To find the value of the limit \[ \lim_{x \to \pi} \frac{1 + \cos^3 x}{\sin^2 x}, \] we will follow these steps: ### Step 1: Direct Substitution First, we substitute \(x = \pi\) directly into the expression: - The numerator becomes: \[ 1 + \cos^3(\pi) = 1 + (-1)^3 = 1 - 1 = 0. \] - The denominator becomes: \[ \sin^2(\pi) = 0^2 = 0. \] Since both the numerator and denominator evaluate to 0, we have an indeterminate form \( \frac{0}{0} \). ### Step 2: Apply L'Hôpital's Rule Since we have an indeterminate form, we can apply L'Hôpital's Rule, which states that if \(\lim_{x \to a} \frac{f(x)}{g(x)} = \frac{0}{0}\) or \(\frac{\infty}{\infty}\), then: \[ \lim_{x \to a} \frac{f(x)}{g(x)} = \lim_{x \to a} \frac{f'(x)}{g'(x)}, \] provided that the limit on the right exists.

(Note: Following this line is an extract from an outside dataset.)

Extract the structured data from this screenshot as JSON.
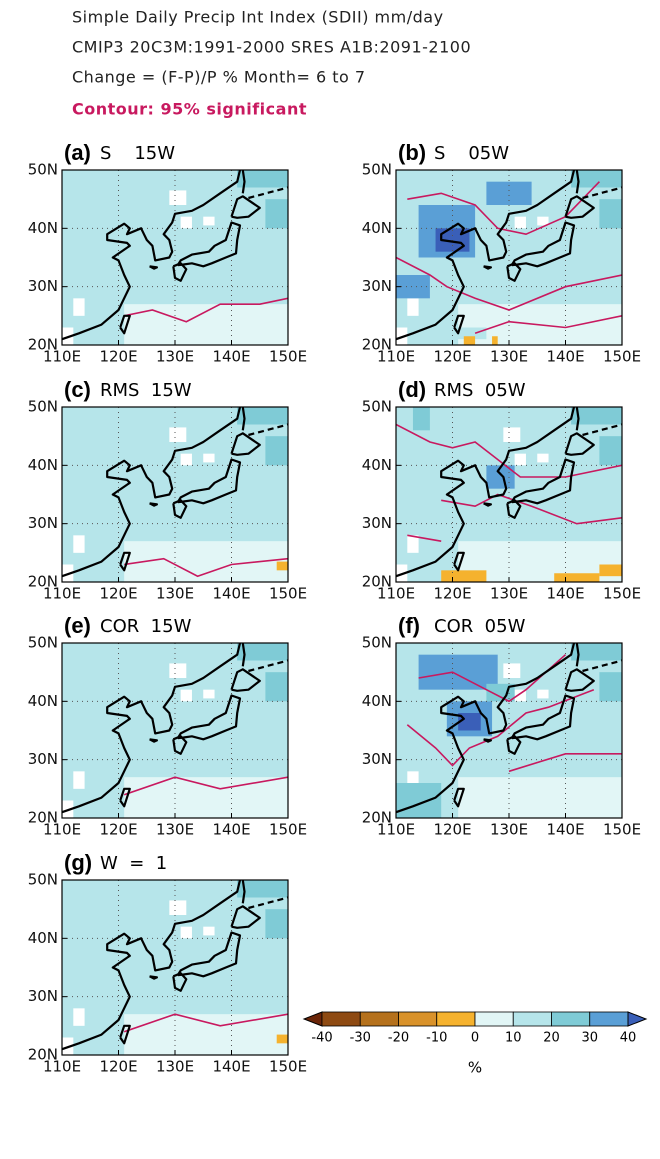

Let: - \(f(x) = 1 + \cos^3 x\) - \(g(x) = \sin^2 x\) Now, we need to find the derivatives \(f'(x)\) and \(g'(x)\). ### Step 3: Differentiate the Numerator and Denominator 1. Differentiate \(f(x)\): \[ f'(x) = \frac{d}{dx}(1 + \cos^3 x) = 0 + 3\cos^2 x \cdot (-\sin x) = -3\cos^2 x \sin x. \] 2. Differentiate \(g(x)\): \[ g'(x) = \frac{d}{dx}(\sin^2 x) = 2\sin x \cos x. \] ### Step 4: Rewrite the Limit Now we can rewrite the limit using L'Hôpital's Rule: \[ \lim_{x \to \pi} \frac{f'(x)}{g'(x)} = \lim_{x \to \pi} \frac{-3\cos^2 x \sin x}{2\sin x \cos x}. \] ### Step 5: Simplify the Expression We can simplify the expression: \[ = \lim_{x \to \pi} \frac{-3\cos^2 x}{2\cos x} = \lim_{x \to \pi} \frac{-3\cos x}{2}. \] ### Step 6: Substitute \(x = \pi\) Now we substitute \(x = \pi\): \[ = \frac{-3\cos(\pi)}{2} = \frac{-3(-1)}{2} = \frac{3}{2}. \] ### Final Answer Thus, the value of the limit is \[ \frac{3}{2}. \]